元数据表查询示例 - Amazon Simple Storage Service
Amazon Web Services 文档中描述的 Amazon Web Services 服务或功能可能因区域而异。要查看适用于中国区域的差异,请参阅 中国的 Amazon Web Services 服务入门 (PDF)

元数据表查询示例

以下示例说明如何使用标准 SQL 查询从 S3 元数据表中获取不同类型的信息。

使用这些示例时请记住:

  • 这些示例是为与 Amazon Athena 结合使用而编写的。您可能需要修改示例才能使用其它查询引擎。

  • 确保您了解如何优化查询

  • amzn-s3-demo-bucket 替换为存储元数据表的 S3 表存储桶的名称。

  • my_metadata_table 替换为您正在查询的元数据表的名称。

  • 有关支持的列的完整列表,请参阅 S3 元数据表架构

按文件扩展名查找对象

以下查询返回具有特定文件扩展名(在本例中为 .jpg)的对象。

SELECT key FROM "s3tablescatalog/amzn-s3-demo-bucket"."aws_s3_metadata"."my_metadata_table" WHERE key LIKE '%.jpg' AND record_type = 'CREATE'

列出对象删除操作

以下查询返回对象删除事件,包括发出请求的 Amazon Web Services 账户 ID 或 Amazon 服务主体。

SELECT DISTINCT bucket, key, sequence_number, record_type, record_timestamp, requester, source_ip_address, version_id FROM "s3tablescatalog/amzn-s3-demo-bucket"."aws_s3_metadata"."my_metadata_table" WHERE record_type = 'DELETE';

列出您的对象使用的 Amazon KMS 加密密钥

以下查询返回加密对象的 Amazon Key Management Service(Amazon KMS)密钥的 ARN。

SELECT DISTINCT kms_key_arn FROM "s3tablescatalog/amzn-s3-demo-bucket"."aws_s3_metadata"."my_metadata_table";

列出不使用 KMS 密钥的对象

以下查询返回未使用 Amazon KMS 密钥加密的对象。

SELECT DISTINCT kms_key_arn FROM "s3tablescatalog/amzn-s3-demo-bucket"."aws_s3_metadata"."my_metadata_table" WHERE encryption_status NOT IN ('SSE-KMS', 'DSSE-KMS') AND record_type = 'CREATE';

查看 Amazon Bedrock 提供的元数据

某些 Amazon 服务(例如 Amazon Bedrock)将对象上传到 Amazon S3。您可以查询这些服务提供的对象元数据。例如,以下查询包含用于确定 Amazon Bedrock 是否有对象上传到通用存储桶的 user_metadata 列。

SELECT DISTINCT bucket, key, sequence_number, record_type, record_timestamp, user_metadata FROM "s3tablescatalog/amzn-s3-demo-bucket"."aws_s3_metadata"."my_metadata_table" WHERE record_type = 'CREATE' AND user_metadata['content-source'] = 'AmazonBedrock';

如果 Amazon Bedrock 将对象上传到存储桶,则 user_metadata 列将在查询结果中显示与该对象关联的以下元数据:

user_metadata {content-additional-params -> requestid="CVK8FWYRW0M9JW65", signedContentSHA384="38b060a751ac96384cd9327eb1b1e36a21fdb71114be07434c0cc7bf63f6e1da274edebfe76f65fbd51ad2f14898b95b", content-model-id -> bedrock-model-arn, content-source -> AmazonBedrock}

了解对象的当前状态

以下查询有助于您确定对象的当前状态。该查询可识别每个对象的最新版本,筛选掉已删除的对象,并根据序列号标记每个对象的最新版本。结果按 bucketkeysequence_number 列排序。
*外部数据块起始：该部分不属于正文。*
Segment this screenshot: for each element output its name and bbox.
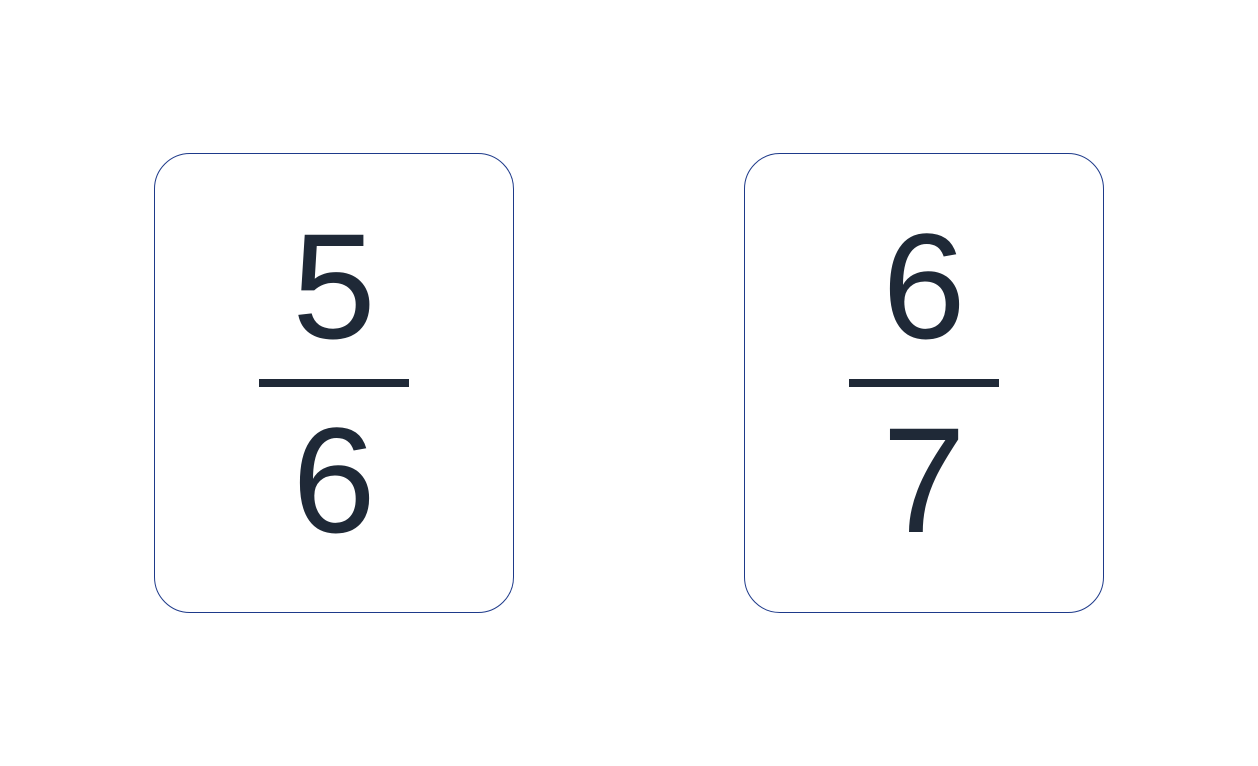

WITH records_of_interest as ( -- Start with a query that can narrow down the records of interest. SELECT * from "s3tablescatalog/amzn-s3-demo-bucket"."aws_s3_metadata"."my_metadata_table" ), version_stacks as ( SELECT *, -- Introduce a column called 'next_sequence_number', which is the next larger -- sequence_number for the same key version_id in sorted order. LEAD(sequence_number, 1) over (partition by (bucket, key, coalesce(version_id, '')) order by sequence_number ASC) as next_sequence_number from records_of_interest ), -- Pick the 'tip' of each version stack triple: (bucket, key, version_id). -- The tip of the version stack is the row of that triple with the largest sequencer. -- Selecting only the tip filters out any row duplicates. -- This isn't typical, but some events can be delivered more than once to the table -- and include rows that might no longer exist in the bucket (since the -- table contains rows for both extant and extinct objects). -- In the next subquery, eliminate the rows that contain deleted objects. current_versions as ( SELECT * from version_stacks where next_sequence_number is NULL ), -- Eliminate the rows that are extinct from the bucket by filtering with -- record_type. An object version has been deleted from the bucket if its tip is -- record_type==DELETE. existing_current_versions as ( SELECT * from current_versions where not (record_type = 'DELETE' and is_delete_marker = FALSE) ), -- Optionally, to determine which of several object versions is the 'latest', -- you can compare their sequence numbers. A version_id is the latest if its -- tip's sequencer is the largest among all other tips in the same key. with_is_latest as ( SELECT *, -- Determine if the sequence_number of this row is the same as the largest sequencer for the key that still exists. sequence_number = (MAX(sequence_number) over (partition by (bucket, key))) as is_latest_version FROM existing_current_versions ) SELECT * from with_is_latest ORDER BY bucket, key, sequence_number;